This is a repository for my 2016 FISH 546 project, involving analysis of Porites spp. ddRAD-seq and EpiRAD-seq data.
I have recently obtained ddRAD-seq and EpiRAD-seq data for 48 samples of Porites spp. corals collected in Belize. Most of these samples consist of branching Porites spp., for which there is taxonomic uncertainty whether these comprise 3 different species or a single polymorphic species. The species are identitied primarily by branch thickness.
My goal is to evaluate (1) if there is any genetic structuring of these individuals using the ddRAD data and (2) if there is any epigenetic structuring of these individuals using the EpiRAD data. I will be using iPyrad to obtain the clusters of loci, and will be filtering out symbiont sequences by using the "denovo-reference" option to obtain sequences that do not match the Symbiodinium minutum and Symbiodinium kawagutii genomes.

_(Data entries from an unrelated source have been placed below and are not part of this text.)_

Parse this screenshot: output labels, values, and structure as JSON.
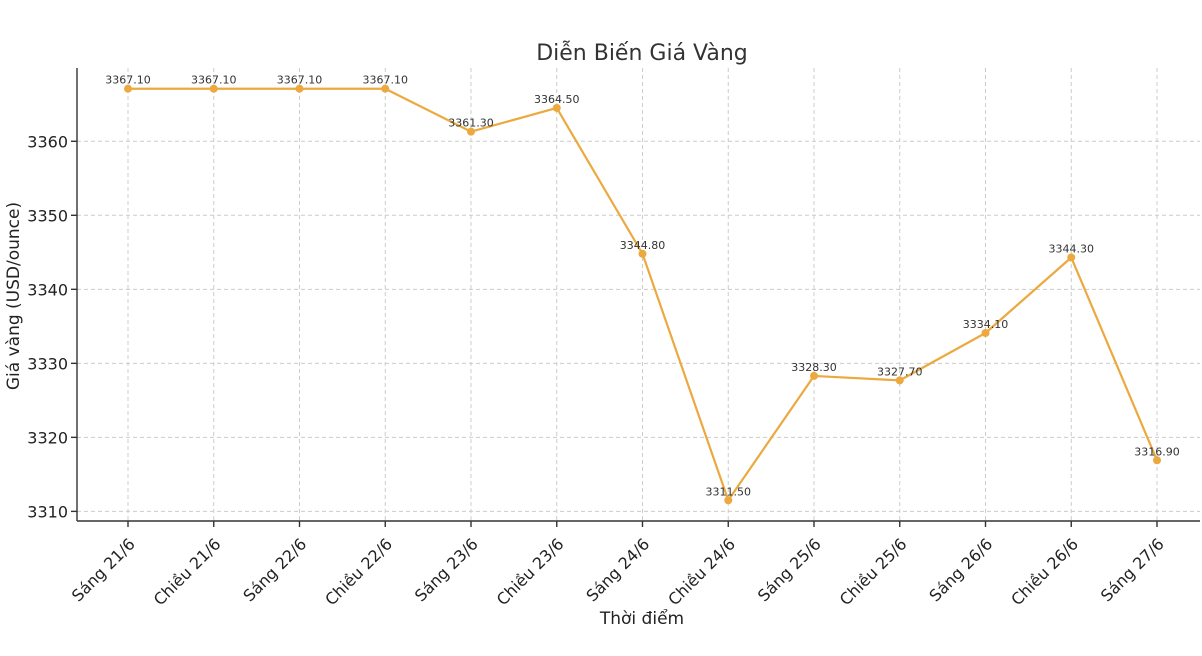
{
  "chart_data": {
    "type": "line",
    "title": "Diễn Biến Giá Vàng",
    "xlabel": "Thời điểm",
    "ylabel": "Giá vàng (USD/ounce)",
    "categories": [
      "Sáng 21/6",
      "Chiều 21/6",
      "Sáng 22/6",
      "Chiều 22/6",
      "Sáng 23/6",
      "Chiều 23/6",
      "Sáng 24/6",
      "Chiều 24/6",
      "Sáng 25/6",
      "Chiều 25/6",
      "Sáng 26/6",
      "Chiều 26/6",
      "Sáng 27/6"
    ],
    "series": [
      {
        "values": [
          3367.1,
          3367.1,
          3367.1,
          3367.1,
          3361.3,
          3364.5,
          3344.8,
          3311.5,
          3328.3,
          3327.7,
          3334.1,
          3344.3,
          3316.9
        ],
        "data_labels": [
          "3367.10",
          "3367.10",
          "3367.10",
          "3367.10",
          "3361.30",
          "3364.50",
          "3344.80",
          "3311.50",
          "3328.30",
          "3327.70",
          "3334.10",
          "3344.30",
          "3316.90"
        ],
        "color": "#EBA93F"
      }
    ],
    "yticks": [
      3310,
      3320,
      3330,
      3340,
      3350,
      3360
    ],
    "ytick_labels": [
      "3310",
      "3320",
      "3330",
      "3340",
      "3350",
      "3360"
    ],
    "ylim": [
      3308.7,
      3369.9
    ],
    "grid": true,
    "legend": "none"
  }
}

My first attempt at an assembly used the reference
option in iPyrad, with a Porites astreoides transcriptome as reference. This assembly returned a very small number of number of loci, so I decided to consider other options. My second attempt used the denovo - reference
assembly method with the Symbiodinium minutum draft genome as reference. This returned many more loci, but in the end I opted to use both the Symbiodinium minutum (clade B) and Symbiodinium kawagutii (clade F) draft genomes to maximize the number of symbiont reads subtracted from the assembly. These genomes should enable removal of any highly conserved symbiont sequences, but what about potential sequences that are specific to the Symbiodinium clade A and C symbionts found in my samples*? My rationale here is that by refining the final RAD assembly to include only loci present in all samples (i.e., no missing data), this should exclude less conserved sequences specific to either Symbiodinium clades A or C. This is the approach currently adopted in the assembly workflow. Further specifics of the parameters used for assembly can be seen in the aforementioned workflow or directly in the parameters file. Information on these parameters and how they are used in iPyrad can be found here.
*symbionts were genotyped via cp23S Sanger sequencing earlier this year
Each sample has both a ddRAD-seq and EpiRAD-seq library associated with it. The only difference between the libraries is that the ddRAD library was generated with a methylation-insensitive common cutter (MspI) while the EpiRAD library was generated with a methylation-sensitive common cutter (HpaII). Both restriction enzymes recognize the same cut site, CCGG, but if this site is methylated, (HpaII) will not cut and the locus will not be present in the EpiRAD library. Both libraries had the same rare cutter (PstI). Thus, both libraries should contain similar sets of loci unless the locus is methylated.
In essence the analysis involves (1) analysis of single nucleotide polymorphisms (SNPs) in the ddRAD data and (2) analysis of read counts in the EpiRAD data. iPyrad provides many useful output files that can be readily used for the ddRAD SNP anlysis, but the EpiRAD analysis requires a bit more work to extract workable data. First, read count data are extracted from the .vcf format output from iPyrad. This is a large file that is not included in the online repository, but the workflow can be found here. Next, data are imported into R for analysis. Samples with lots of missing data are excluded, then rows in ddRAD libraries with any zeros are excluded. The premise here is that zeros in the EpiRAD dataset are informative because they may reflect methylation, but they could also reflect true absence of the locus in the library. Here the ddRAD library serves to standarize the EpiRAD library. Any zeros in the ddRAD libary are treated as absence of the locus, thereby leaving zeros in the EpiRAD library only where the locus was counted in the ddRAD library. Next, these data are standardized by library size using TMM normalization in the edgeR package. Currently, I am looking at approximately 1400 loci shared across all samples, with approximately 15% of these methylated. The R script for the EpiRAD analysis is located here, and the script for the ddRAD analysis is here.
From here, the analysis is still evolving. I am experimenting with using the residuals from a linear model of ddRAD libraries vs. EpiRAD libraries as the working data for the EpiRAD analysis. Moving forward, I will implement principal components analysis to both assess dispersion of samples and evaluate differentially methylated loci. A heat map of differentially methylated loci would be nice.
For the ddRAD SNP analysis, I will also use MDS/PCA approaches, as well as phylogenetic tree approaches. I am looking into methods used for species delimitation.
The directory structure is as follows:
analyses/
- Files resulting from analyses.
data/
- Information and links to methods and raw data.
notebooks/
- Jupyter notebooks.
scripts/
- Scripts such as R scripts used for analyses.